Now suppose that we are given a generator of standard Gaussian random variables and that we would like to generate samples with PDF $$ f(x) = I_{[0, 1]}(x) \, (.9 + .2 x) $$ Below $g(x)$ denotes the PDF of the standard Gaussian.

In [6]:
# Gaussian PDF
def g(x):
    return 1/np.sqrt(2*np.pi) * np.exp(-x**2/2)

# Target PDF
def f(x):
    return (x >= 0)*(x <= 1)*(.9 + .2*x)

# Array of elements drawn from N(0, 1)
x = np.random.randn(n)

# Best possible M (Why?)
M = 1.1/g(1)

# Rejection step
u = np.random.rand(n)
y = x[np.where(u < f(x)/(M*g(x)))]

# Plot the empirical PDFs and CDFs
fig, ax = plt.subplots(1, 2)
y_plot = np.linspace(-4, 4, 400)
ax[0].plot(y_plot, M*g(y_plot), label="$M g(x)$")
ax[0].plot(y_plot, f(y_plot), label="$f(x)$")
ax[0].legend()
ax[0].set_title("Comparison of the two PDFs")

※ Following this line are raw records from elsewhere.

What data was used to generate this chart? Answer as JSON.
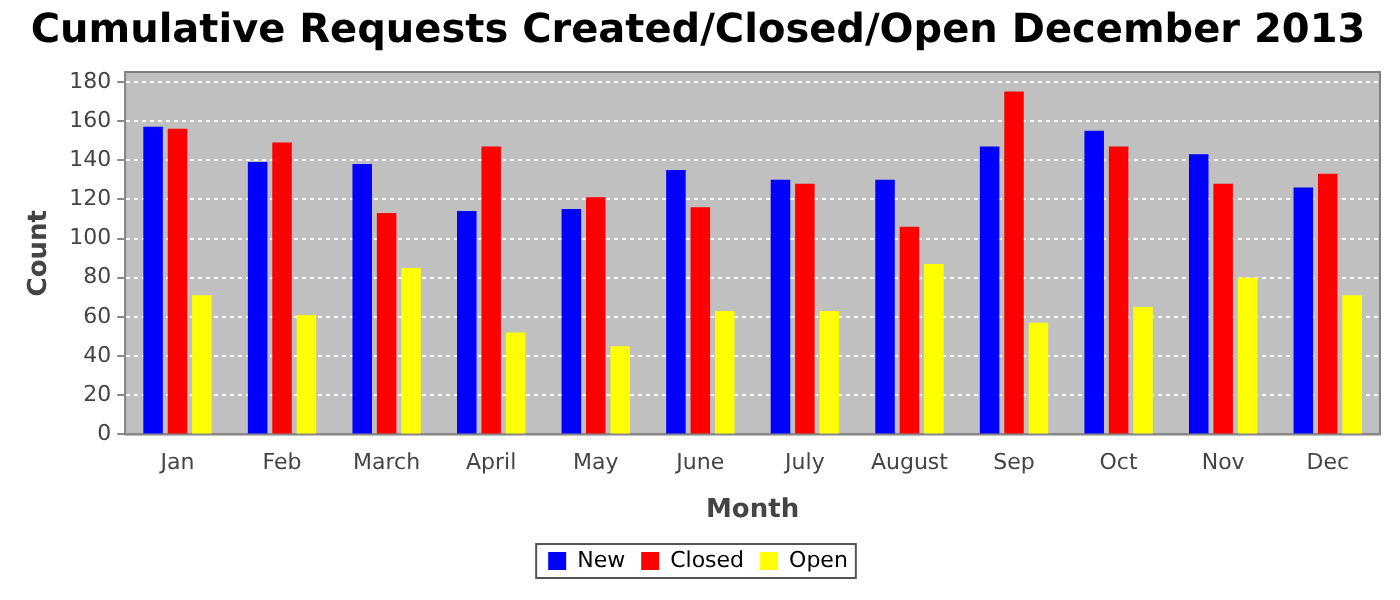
{
  "chart_data": {
    "type": "bar",
    "title": "Cumulative Requests Created/Closed/Open December 2013",
    "xlabel": "Month",
    "ylabel": "Count",
    "categories": [
      "Jan",
      "Feb",
      "March",
      "April",
      "May",
      "June",
      "July",
      "August",
      "Sep",
      "Oct",
      "Nov",
      "Dec"
    ],
    "series": [
      {
        "name": "New",
        "color": "#0000ff",
        "values": [
          157,
          139,
          138,
          114,
          115,
          135,
          130,
          130,
          147,
          155,
          143,
          126
        ]
      },
      {
        "name": "Closed",
        "color": "#ff0000",
        "values": [
          156,
          149,
          113,
          147,
          121,
          116,
          128,
          106,
          175,
          147,
          128,
          133
        ]
      },
      {
        "name": "Open",
        "color": "#ffff00",
        "values": [
          71,
          61,
          85,
          52,
          45,
          63,
          63,
          87,
          57,
          65,
          80,
          71
        ]
      }
    ],
    "ylim": [
      0,
      185
    ],
    "yticks": [
      0,
      20,
      40,
      60,
      80,
      100,
      120,
      140,
      160,
      180
    ],
    "grid": "y",
    "legend": "bottom"
  }
}
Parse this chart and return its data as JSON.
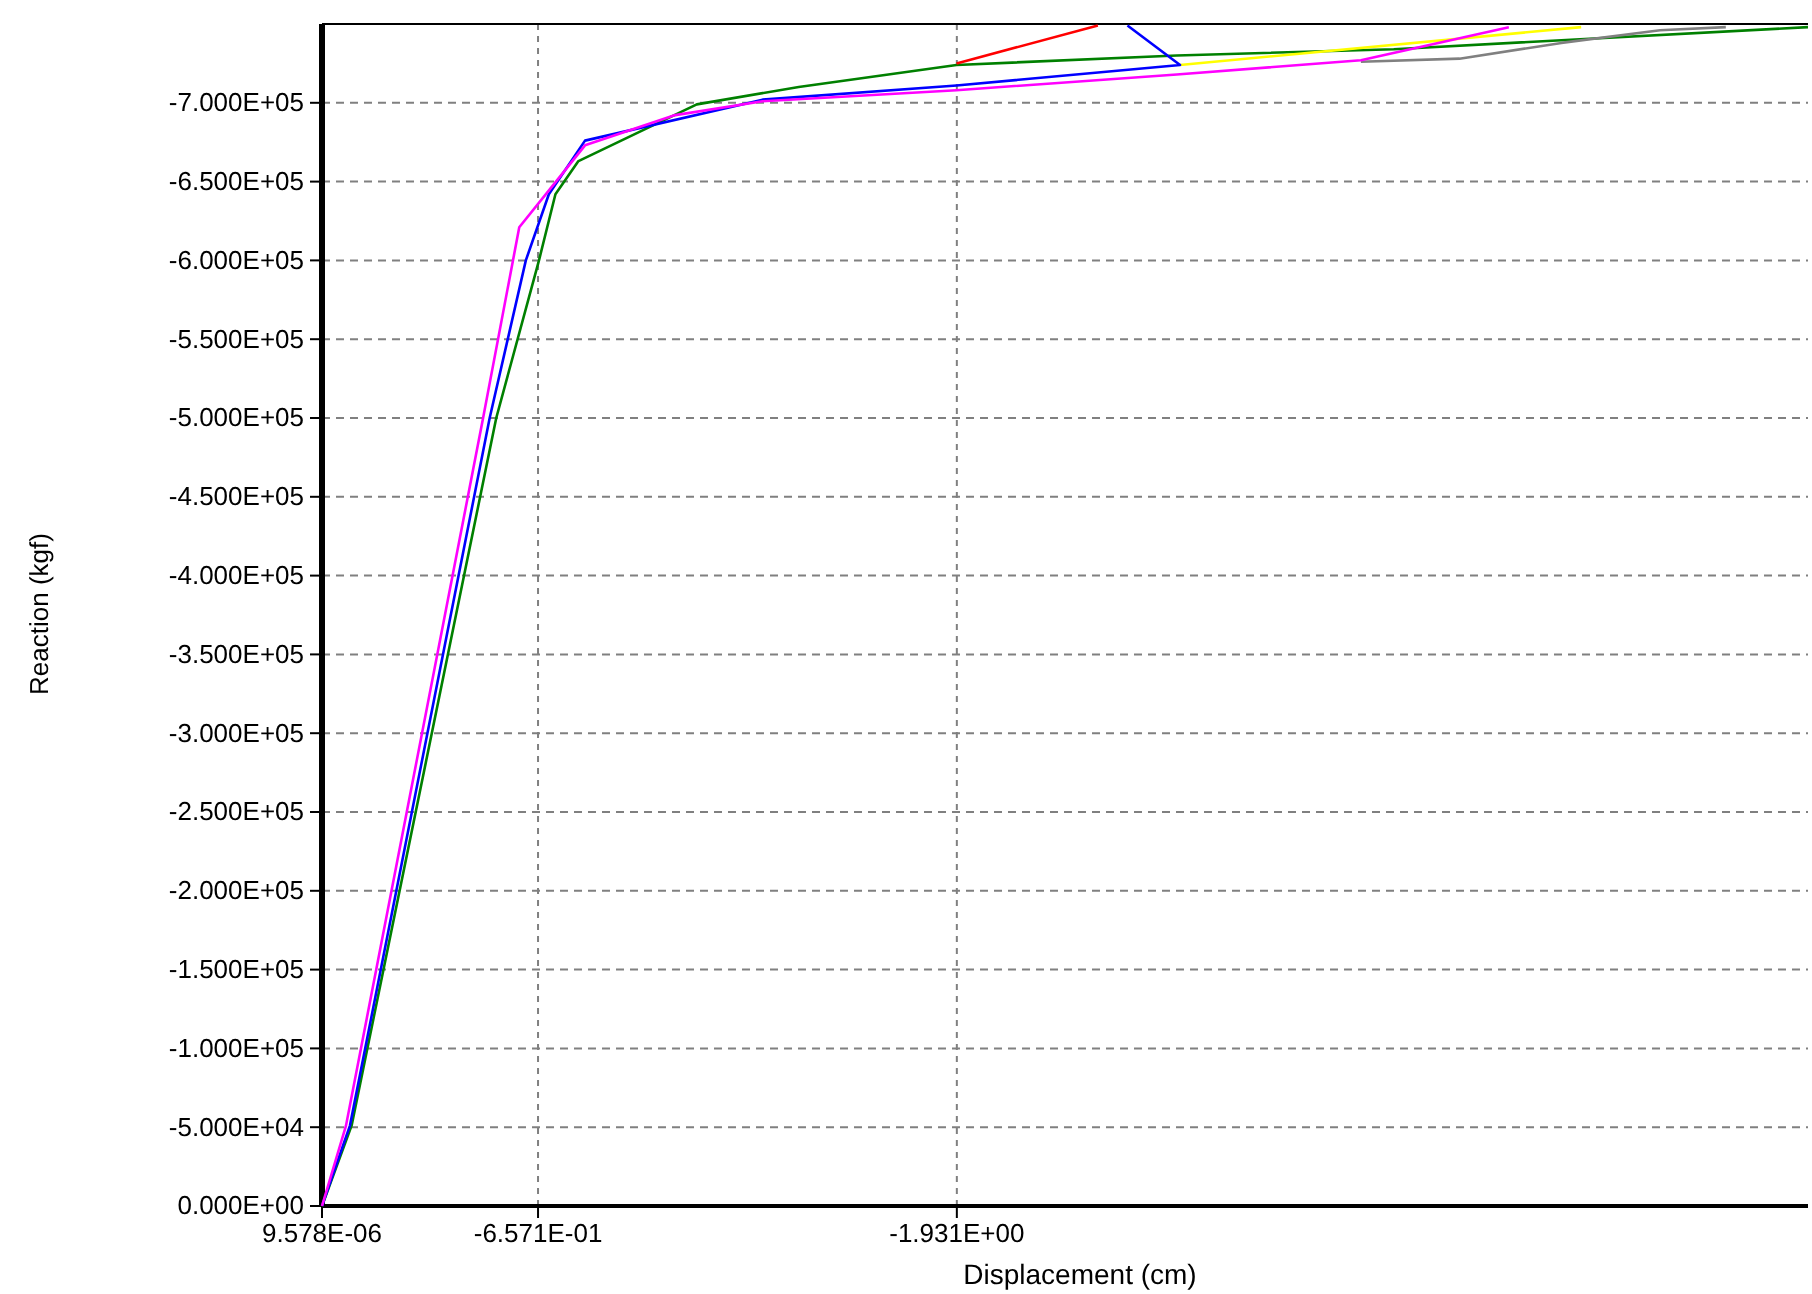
{
  "chart_data": {
    "type": "line",
    "xlabel": "Displacement (cm)",
    "ylabel": "Reaction (kgf)",
    "xlim": [
      9.578e-06,
      -4.52
    ],
    "ylim": [
      0,
      -750000
    ],
    "xticks": [
      {
        "value": 9.578e-06,
        "label": "9.578E-06"
      },
      {
        "value": -0.6571,
        "label": "-6.571E-01"
      },
      {
        "value": -1.931,
        "label": "-1.931E+00"
      }
    ],
    "yticks": [
      {
        "value": 0,
        "label": "0.000E+00"
      },
      {
        "value": -50000,
        "label": "-5.000E+04"
      },
      {
        "value": -100000,
        "label": "-1.000E+05"
      },
      {
        "value": -150000,
        "label": "-1.500E+05"
      },
      {
        "value": -200000,
        "label": "-2.000E+05"
      },
      {
        "value": -250000,
        "label": "-2.500E+05"
      },
      {
        "value": -300000,
        "label": "-3.000E+05"
      },
      {
        "value": -350000,
        "label": "-3.500E+05"
      },
      {
        "value": -400000,
        "label": "-4.000E+05"
      },
      {
        "value": -450000,
        "label": "-4.500E+05"
      },
      {
        "value": -500000,
        "label": "-5.000E+05"
      },
      {
        "value": -550000,
        "label": "-5.500E+05"
      },
      {
        "value": -600000,
        "label": "-6.000E+05"
      },
      {
        "value": -650000,
        "label": "-6.500E+05"
      },
      {
        "value": -700000,
        "label": "-7.000E+05"
      }
    ],
    "grid": true,
    "line_style": "solid",
    "marker": "none",
    "series": [
      {
        "color": "#008000",
        "x": [
          0,
          -0.09,
          -0.53,
          -0.66,
          -0.71,
          -0.78,
          -1.14,
          -1.45,
          -1.93,
          -2.6,
          -3.26,
          -4.52
        ],
        "values": [
          0,
          -51000,
          -500000,
          -600000,
          -642000,
          -663000,
          -699000,
          -710000,
          -724000,
          -730000,
          -734000,
          -748000
        ]
      },
      {
        "color": "#ff0000",
        "x": [
          -1.93,
          -2.36
        ],
        "values": [
          -725000,
          -749000
        ]
      },
      {
        "color": "#ffff00",
        "x": [
          -2.61,
          -3.83
        ],
        "values": [
          -724000,
          -748000
        ]
      },
      {
        "color": "#808080",
        "x": [
          -3.16,
          -3.46,
          -3.77,
          -4.07,
          -4.27
        ],
        "values": [
          -726000,
          -728000,
          -738000,
          -746000,
          -748000
        ]
      },
      {
        "color": "#0000ff",
        "x": [
          0,
          -0.085,
          -0.51,
          -0.62,
          -0.69,
          -0.8,
          -1.34,
          -1.93,
          -2.61,
          -2.45
        ],
        "values": [
          0,
          -51000,
          -500000,
          -600000,
          -642000,
          -676000,
          -702000,
          -711000,
          -724000,
          -749000
        ]
      },
      {
        "color": "#ff00ff",
        "x": [
          0,
          -0.073,
          -0.49,
          -0.6,
          -0.7,
          -0.8,
          -1.07,
          -1.34,
          -1.93,
          -2.6,
          -3.16,
          -3.61
        ],
        "values": [
          0,
          -51000,
          -500000,
          -621000,
          -647000,
          -673000,
          -692000,
          -701000,
          -708000,
          -718000,
          -727000,
          -748000
        ]
      }
    ]
  }
}
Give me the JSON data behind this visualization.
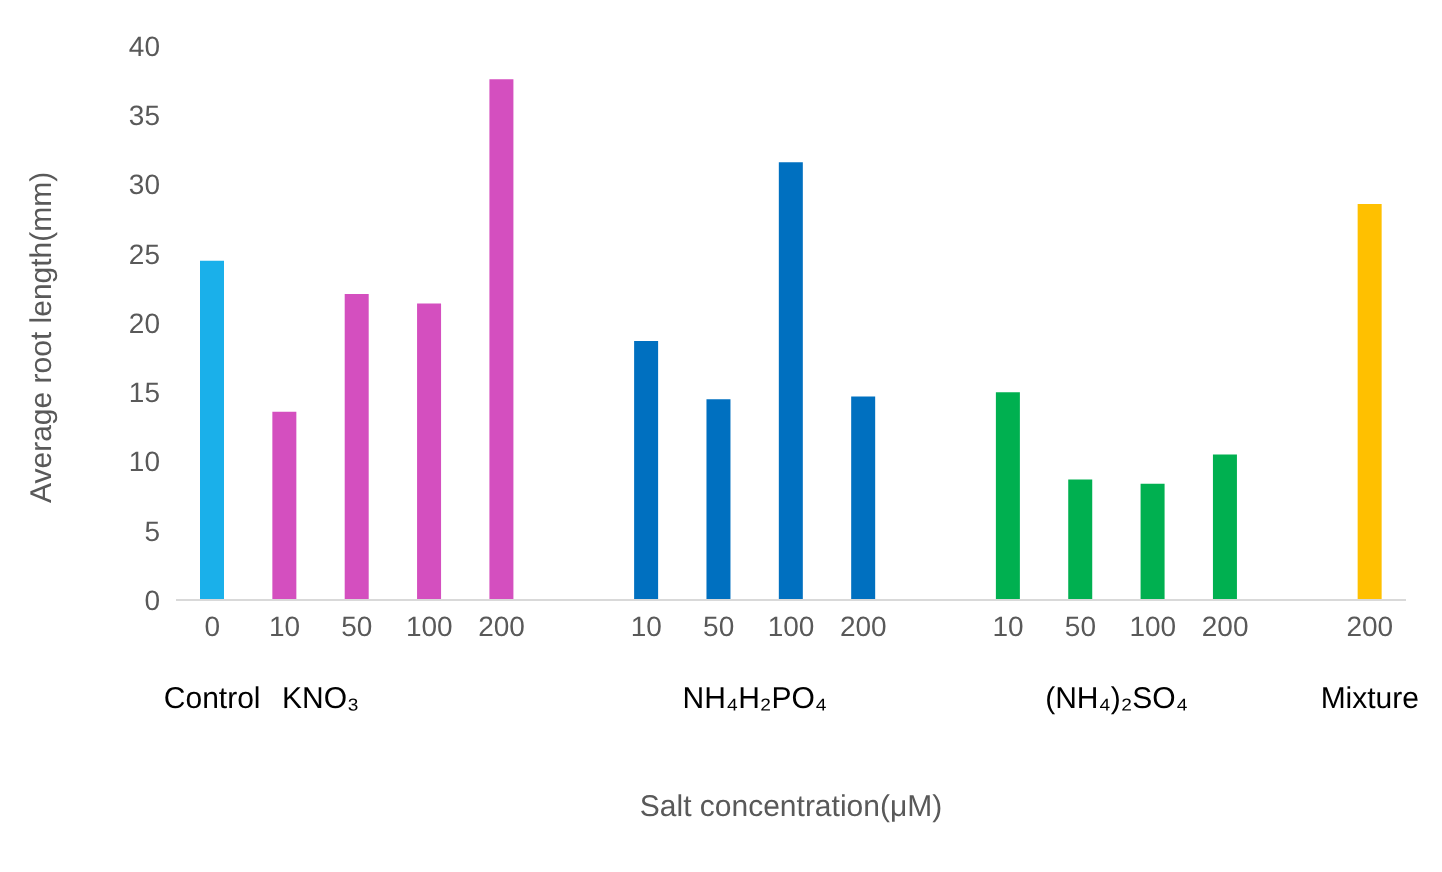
{
  "chart_data": {
    "type": "bar",
    "xlabel": "Salt concentration(μM)",
    "ylabel": "Average root length(mm)",
    "categories": [
      "0",
      "10",
      "50",
      "100",
      "200",
      null,
      "10",
      "50",
      "100",
      "200",
      null,
      "10",
      "50",
      "100",
      "200",
      null,
      "200"
    ],
    "values": [
      24.5,
      13.6,
      22.1,
      21.4,
      37.6,
      null,
      18.7,
      14.5,
      31.6,
      14.7,
      null,
      15.0,
      8.7,
      8.4,
      10.5,
      null,
      28.6
    ],
    "colors": [
      "#1ab0ea",
      "#d44fbf",
      "#d44fbf",
      "#d44fbf",
      "#d44fbf",
      "#ffffff",
      "#0070c0",
      "#0070c0",
      "#0070c0",
      "#0070c0",
      "#ffffff",
      "#00b050",
      "#00b050",
      "#00b050",
      "#00b050",
      "#ffffff",
      "#ffc000"
    ],
    "ylim": [
      0,
      40
    ],
    "yticks": [
      0,
      5,
      10,
      15,
      20,
      25,
      30,
      35,
      40
    ],
    "grid": false,
    "legend": false,
    "annotations": [
      "Control",
      "KNO₃",
      "NH₄H₂PO₄",
      "(NH₄)₂SO₄",
      "Mixture"
    ]
  }
}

y_plot = np.linspace(-.1, 1.1, 400)
ax[1].hist(y, bins=20, density=True)
ax[1].plot(y_plot, f(y_plot))
ax[1].set_title("Empirical and exact PDFs")
plt.show()
In [7]:
# Frequency of acceptance
print("Frequency of acceptance: {}".format(len(y)/len(x)))
print("We expected: {}".format(1/M))

Frequency of acceptance: 0.21981
We expected: 0.21997338592649393

In order to strengthen our understanding the proofs related to rejection sampling, it is instructive to plot the pairs $(x, M g(x) u)$, where x and u are the normal and associated uniform samples employed in the rejection method, respectively.

In [8]:
x = np.random.randn(2*10**3)
u = np.random.rand(2*10**3)

accept = u < f(x)/(M*g(x))
i1 = np.where(accept)
i2 = np.where(np.invert(accept))

fig, ax = plt.subplots()
ax.plot(x[i1], M*g(x)[i1]*u[i1], linestyle='', color='red')
ax.plot(x[i2], M*g(x)[i2]*u[i2], linestyle='', color='blue')

x = np.sort(x)
ax.plot(x, M*g(x), label="$M g(x)$")
ax.plot(x, f(x), label="$f(x)$")
ax.legend()
plt.show()

Box-Muller algorithm

In [9]:
def box_muller(n):
    u_1 = np.random.rand(n)
    u_2 = np.random.rand(n)

    X = np.sqrt(-2*np.log(u_2)) * np.cos(2*np.pi*u_1)
    Y = np.sqrt(-2*np.log(u_2)) * np.sin(2*np.pi*u_1)

    return X, Y


X, Y = box_muller(n)
fig, ax = plt.subplots(1, 2)
x_plot = np.linspace(-4, 4, 400)

ax[0].hist(X, bins=30, density=True)
ax[0].plot(x_plot, g(x_plot))
ax[0].set_title("Histogram and exact PDF")
ax[0].set_xlabel('$X$')

ax[1].hist(Y, bins=30, density=True)
ax[1].plot(x_plot, g(x_plot))
ax[1].set_title("Histogram and exact PDF")
ax[1].set_xlabel('$Y$')
plt.show()

Generate multivariate Gaussians

In [10]:
def gaussian(mean, covariance, n):
    dim = len(covariance)
    # Transform mean into a column vector
    mean.shape = (dim, 1)
    x = np.random.randn(dim, n)
    sqrt_cov = la.sqrtm(covariance)
    result = np.tile(mean, n) + sqrt_cov.dot(x)
    return result

n = 10**4
mean = np.array([0, 1])
covariance = np.array([[1, .3], [.3, 2]])
x = gaussian(mean, covariance, n)

# Check mean and covariance
print(np.mean(x, axis=1))
print(np.cov(x))

[0.00903995 0.99737734]
[[1.01517547 0.30535832]
 [0.30535832 1.98873346]]
In [11]:
# Plot (you do not need to understand precisely how this works)
fig, ax = plt.subplots()
ax.hist2d(x[0,:], x[1,:], bins=50)
# kernel = stats.gaussian_kde(x)
# grid = np.linspace(-1, 1, 200)
# X, Y = np.meshgrid(3*grid, 1+3*grid)
# positions = np.vstack([X.ravel(), Y.ravel()])
# Z = np.reshape(kernel(positions).T, X.shape)
# ax.set_aspect(1)  # Ensure that the aspect ratio is correct
# ax.contourf(X, Y, Z, levels=60)
plt.show()

Note that there are many ways of solving the equation $C C^T = \Sigma$ (see lecture notes).